Based on that work, Drs. Porotto and Moscona knew that when the receptor-binding molecule on the virus—simply called "G"—binds to the surface of the cell, it activates a special "fusion protein." This fusion molecule has to then undergo some shape changes to turn itself into a six-helix bundle. Once that's done, it helps the virus fuse with, and enter, the cell, Dr. Porotto explains.

However, the Weill Cornell team discovered that a peptide specific to the parainfluenza virus "fusion protein" ("F") can inhibit this shape-changing step—stopping fusion cold.

"Surprisingly, this parainfluenza F-peptide turned out to be even more effective at inhibiting Hendra virus fusion than peptides derived from the Hendra virus itself," Dr. Moscona says. "It also appears to do much the same thing with the Nipah virus, inhibiting fusion there, too."

The team discovered just why the F peptide works so well in a collaboration with Dr. Min Lu, associate professor of biochemistry at Weill Cornell. "These peptides act like door jambs—their particular shapes prevent 'doors' in the viral 'fusion protein' from closing as they should. The parainfluenza peptide's shape simply makes it a better door jamb," Dr. Porotto said.

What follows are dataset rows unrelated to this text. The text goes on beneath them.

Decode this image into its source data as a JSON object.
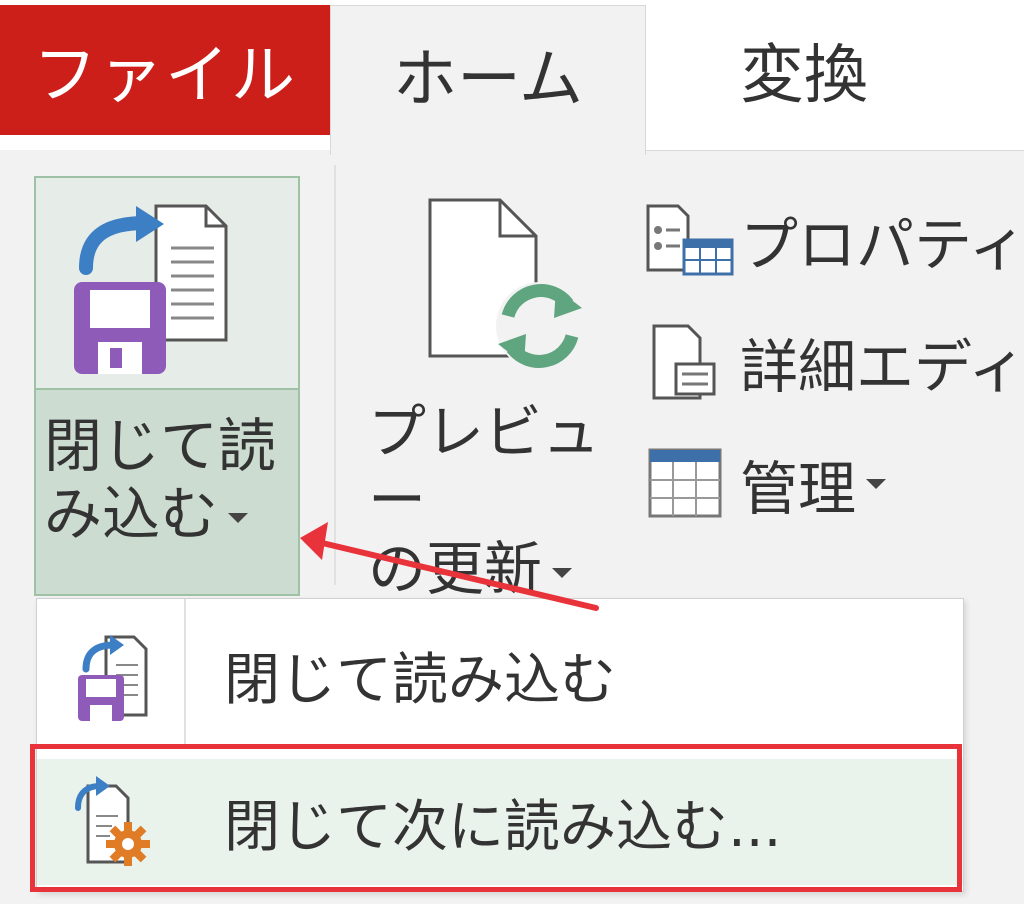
{
  "tabs": {
    "file": "ファイル",
    "home": "ホーム",
    "transform": "変換"
  },
  "ribbon": {
    "close_load": {
      "line1": "閉じて読",
      "line2": "み込む"
    },
    "refresh_preview": {
      "line1": "プレビュー",
      "line2": "の更新"
    },
    "properties": "プロパティ",
    "advanced_editor": "詳細エディ",
    "manage": "管理"
  },
  "dropdown": {
    "items": [
      {
        "label": "閉じて読み込む"
      },
      {
        "label": "閉じて次に読み込む..."
      }
    ]
  },
  "colors": {
    "file_tab": "#cc1f19",
    "annotation": "#e8333b",
    "save_purple": "#8f5bb8",
    "arrow_blue": "#3d7fc4",
    "refresh_green": "#5fa580",
    "gear_orange": "#e07b26"
  }
}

Much of this research is modeled on insights gained from two decades of investigation into another lethal virus, HIV. In fact, T-20, or Fuzeon—one of the earliest effective HIV-suppressing drugs—acts on a similar principle to block that virus' entry into cells.

The next step, according to the researchers, is to use what they've learned to design even more effective peptides that should work even better.

"However, one issue with peptides is that you have to be concerned about how long they are going to last in the bloodstream," Dr. Moscona says. "So, we are also developing methods of sustained-release—for example, encasing the peptide in a polymer pellet that would be injected under the skin. The pellet would then release the drug slowly over the course of a week. That could form a viable method suitable for stockpiling," she says.

Those findings appeared recently in the Journal of Virology. Collaborators included Paolo Carta and Dr. Yiqun Deng of Weill Cornell Medical College in New York City; Dr. Michael Whitt, of the University of Tennessee Health Science Center, Memphis; Glenn E. Kellogg, of Virginia Commonwealth University in Richmond, Va.; and Dr. Bruce Mungall, of the Australian Animal Health Laboratory, CSIRO Livestock Industries, Geelong, Australia.

This research was supported by a Public Health Service grant from the U.S. National Institutes of Health's NorthEast Center of Excellence for Biodefense and Emerging Infections Disease Research.